Si tienes un ordenador con macOS, Gatekeeper está integrado en él, por lo que puede que no te suene su nombre, pero es interesante conocer cómo funciona y qué hace en nuestro sistema, ya que al final forma parte del mismo y no podemos eliminarlo porque sí.
En el día de hoy veremos esta herramienta, la cual podría compararse con un antivirus de Windows, ya que su función es similar, pero con diferencias claves, pues al ser nativa, tiene cierto tipo de accesos y herramientas al alcance que servirán para protegernos mejor que una app externa que requiera permisos.
Cómo funciona Gatekeeper y qué apps no permite instalar
Gatekeeper funciona como un filtro de seguridad que macOS revisa automáticamente cada vez que intentas abrir una app descargada fuera de la App Store. No es algo que tengas que activar ni configurar en el día a día, pues está siempre trabajando en segundo plano para decidir si ese programa puede ejecutarse o no.
Su función es sencilla, comprobar si la app viene de alguien fiable. Para eso, macOS mira primero si el desarrollador está identificado dentro del programa de Apple. Es decir, si esa persona o empresa ha registrado su software y ha firmado la aplicación con un certificado válido. Si no existe esa firma, el sistema ya empieza a desconfiar, pues podría ser una app creada por cualquiera y con malware en su interior.
Después entra en juego otra verificación, la notarización. En este paso, Apple analiza automáticamente la app para ver si contiene cosas raras, como comportamiento típico de virus, acceso a archivos sin permiso o código sospechoso oculto. Si todo está bien, la app recibe una especie de “sello de aprobado», aunque todavía no es algo en lo que Apple confíe, pues un malware se puede llegar a ocultar de muchas formas y saltarse esa primera capa de análisis.
También hay otra comprobación importante: que la aplicación no haya sido modificada después de ser firmada. Esto sirve para evitar casos en los que alguien coge una app legítima, la altera y le añade malware antes de distribuirla por internet, una de las formas más antiguas de engañar a los sistemas, pero que hoy está mucho más controlado.
En resumen, Gatekeeper no bloquea apps por capricho, sino por cómo han sido distribuidas y verificadas. Por eso, las apps que suelen dar problemas no son necesariamente peligrosas, pero sí “desconocidas” para el sistema.
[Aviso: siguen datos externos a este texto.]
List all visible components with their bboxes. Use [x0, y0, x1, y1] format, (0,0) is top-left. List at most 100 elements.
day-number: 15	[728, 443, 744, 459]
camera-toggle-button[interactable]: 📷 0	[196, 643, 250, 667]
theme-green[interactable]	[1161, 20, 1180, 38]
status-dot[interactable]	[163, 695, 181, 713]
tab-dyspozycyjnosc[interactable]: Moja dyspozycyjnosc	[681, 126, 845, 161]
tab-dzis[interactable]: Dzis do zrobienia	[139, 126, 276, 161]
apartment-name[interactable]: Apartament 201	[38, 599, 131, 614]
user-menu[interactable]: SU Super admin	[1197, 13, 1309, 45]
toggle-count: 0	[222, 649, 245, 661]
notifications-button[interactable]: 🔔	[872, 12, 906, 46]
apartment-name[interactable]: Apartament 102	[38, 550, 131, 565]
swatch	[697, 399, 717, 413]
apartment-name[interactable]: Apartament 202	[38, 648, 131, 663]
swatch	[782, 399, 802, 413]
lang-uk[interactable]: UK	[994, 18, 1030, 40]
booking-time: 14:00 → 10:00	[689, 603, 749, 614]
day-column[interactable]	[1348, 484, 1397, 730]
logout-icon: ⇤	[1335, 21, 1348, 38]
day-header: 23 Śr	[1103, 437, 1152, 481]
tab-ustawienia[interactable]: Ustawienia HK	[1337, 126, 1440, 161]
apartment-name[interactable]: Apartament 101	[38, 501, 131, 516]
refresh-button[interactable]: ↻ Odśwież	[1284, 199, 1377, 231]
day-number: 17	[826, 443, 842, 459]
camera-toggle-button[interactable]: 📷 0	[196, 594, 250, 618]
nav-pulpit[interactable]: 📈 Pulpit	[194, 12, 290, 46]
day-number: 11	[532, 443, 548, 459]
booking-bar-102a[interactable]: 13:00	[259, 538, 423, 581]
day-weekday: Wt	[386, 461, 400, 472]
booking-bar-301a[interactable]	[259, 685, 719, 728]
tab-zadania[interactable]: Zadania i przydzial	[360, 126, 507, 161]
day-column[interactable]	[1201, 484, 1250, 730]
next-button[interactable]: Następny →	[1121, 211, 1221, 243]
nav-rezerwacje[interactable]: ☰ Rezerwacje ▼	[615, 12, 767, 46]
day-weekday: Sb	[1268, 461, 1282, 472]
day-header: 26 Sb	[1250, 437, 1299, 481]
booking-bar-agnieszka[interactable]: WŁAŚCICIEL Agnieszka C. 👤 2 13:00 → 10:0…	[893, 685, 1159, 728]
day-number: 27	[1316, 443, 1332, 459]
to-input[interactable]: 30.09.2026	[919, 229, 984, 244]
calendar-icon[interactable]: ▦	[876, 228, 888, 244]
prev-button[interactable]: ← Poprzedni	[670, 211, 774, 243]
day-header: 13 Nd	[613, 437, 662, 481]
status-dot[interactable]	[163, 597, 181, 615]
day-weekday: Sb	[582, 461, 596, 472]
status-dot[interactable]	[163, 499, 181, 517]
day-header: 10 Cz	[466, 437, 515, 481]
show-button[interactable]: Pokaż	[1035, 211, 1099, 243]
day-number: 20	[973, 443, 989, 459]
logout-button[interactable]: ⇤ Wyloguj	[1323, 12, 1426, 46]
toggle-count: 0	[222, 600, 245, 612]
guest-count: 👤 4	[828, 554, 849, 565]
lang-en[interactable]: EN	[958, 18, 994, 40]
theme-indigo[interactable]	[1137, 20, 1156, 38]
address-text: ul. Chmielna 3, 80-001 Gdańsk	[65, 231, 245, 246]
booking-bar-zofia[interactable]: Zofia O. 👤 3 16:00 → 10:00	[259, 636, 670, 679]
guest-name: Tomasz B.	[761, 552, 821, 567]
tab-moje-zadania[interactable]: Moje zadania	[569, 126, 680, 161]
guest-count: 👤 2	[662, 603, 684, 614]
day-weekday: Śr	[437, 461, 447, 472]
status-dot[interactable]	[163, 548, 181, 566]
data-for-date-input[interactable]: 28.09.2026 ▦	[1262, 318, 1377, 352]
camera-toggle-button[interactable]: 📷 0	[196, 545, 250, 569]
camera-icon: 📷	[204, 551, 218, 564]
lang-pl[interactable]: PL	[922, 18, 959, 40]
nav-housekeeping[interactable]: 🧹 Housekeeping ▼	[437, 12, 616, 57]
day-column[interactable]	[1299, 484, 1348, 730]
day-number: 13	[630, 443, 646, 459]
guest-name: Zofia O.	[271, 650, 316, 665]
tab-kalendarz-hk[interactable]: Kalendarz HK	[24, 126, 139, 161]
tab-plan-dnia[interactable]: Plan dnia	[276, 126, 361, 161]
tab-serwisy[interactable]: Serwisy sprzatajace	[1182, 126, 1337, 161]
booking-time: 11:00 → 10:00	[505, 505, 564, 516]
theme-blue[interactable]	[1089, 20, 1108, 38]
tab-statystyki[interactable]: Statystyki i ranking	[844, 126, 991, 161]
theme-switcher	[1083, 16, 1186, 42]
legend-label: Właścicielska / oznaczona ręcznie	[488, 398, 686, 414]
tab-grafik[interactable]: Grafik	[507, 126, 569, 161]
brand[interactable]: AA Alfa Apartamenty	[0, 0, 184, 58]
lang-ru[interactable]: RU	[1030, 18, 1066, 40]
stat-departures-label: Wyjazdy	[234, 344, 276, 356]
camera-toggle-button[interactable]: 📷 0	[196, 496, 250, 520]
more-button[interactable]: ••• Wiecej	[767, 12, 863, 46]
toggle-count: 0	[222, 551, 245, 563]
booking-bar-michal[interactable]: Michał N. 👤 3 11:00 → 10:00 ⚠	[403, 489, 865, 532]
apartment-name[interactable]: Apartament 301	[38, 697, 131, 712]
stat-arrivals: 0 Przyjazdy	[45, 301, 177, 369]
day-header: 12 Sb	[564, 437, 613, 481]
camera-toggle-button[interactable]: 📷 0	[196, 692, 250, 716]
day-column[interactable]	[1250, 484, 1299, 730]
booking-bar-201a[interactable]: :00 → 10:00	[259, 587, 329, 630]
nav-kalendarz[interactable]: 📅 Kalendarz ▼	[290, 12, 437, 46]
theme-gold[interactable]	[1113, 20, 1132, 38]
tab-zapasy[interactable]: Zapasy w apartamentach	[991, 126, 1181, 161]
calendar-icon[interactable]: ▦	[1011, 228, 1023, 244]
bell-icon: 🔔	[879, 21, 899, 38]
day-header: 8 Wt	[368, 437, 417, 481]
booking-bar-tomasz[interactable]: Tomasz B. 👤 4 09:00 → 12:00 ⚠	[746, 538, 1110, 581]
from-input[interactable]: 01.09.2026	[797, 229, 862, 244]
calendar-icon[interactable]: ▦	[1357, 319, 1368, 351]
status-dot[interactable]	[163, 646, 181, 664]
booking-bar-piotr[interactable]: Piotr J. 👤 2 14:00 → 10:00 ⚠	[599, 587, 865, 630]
Esto puede pasar con herramientas de desarrolladores independientes, software de código abierto o aplicaciones antiguas que ya no tienen certificados válidos, incluidas las que tú puedas desarrollar para ti mismo, que, pese a que sabes que no tienen nada malo, Apple no lo puede asegurar, y podría no dejarte instalarla de forma segura incluso en tu sistema.
¿Puedo saltarme este método de seguridad?
Sí, cuando esto ocurre, macOS normalmente no deja abrir la app directamente y muestra un aviso, sin embargo, en muchos casos puedes abrirla manualmente desde los ajustes de seguridad o haciendo clic derecho y seleccionando “Abrir”, pero el sistema te lo deja claro para que seas tú quien tome la decisión, sin ser ellos responsables de nada, por lo que tienes que tener cuidado si no conoces su origen, aunque el sistema, al menos, te permitirá ejecutarlo, por mucho que tenga claro que no es de fiar.
En resumen, Gatekeeper no es un antivirus tradicional como el que tenemos en otros sistemas, sino un software nativo de Apple que intenta asegurarse de que lo que instalas en tu Mac tenga un origen fiable y no haya sido manipulado por el camino.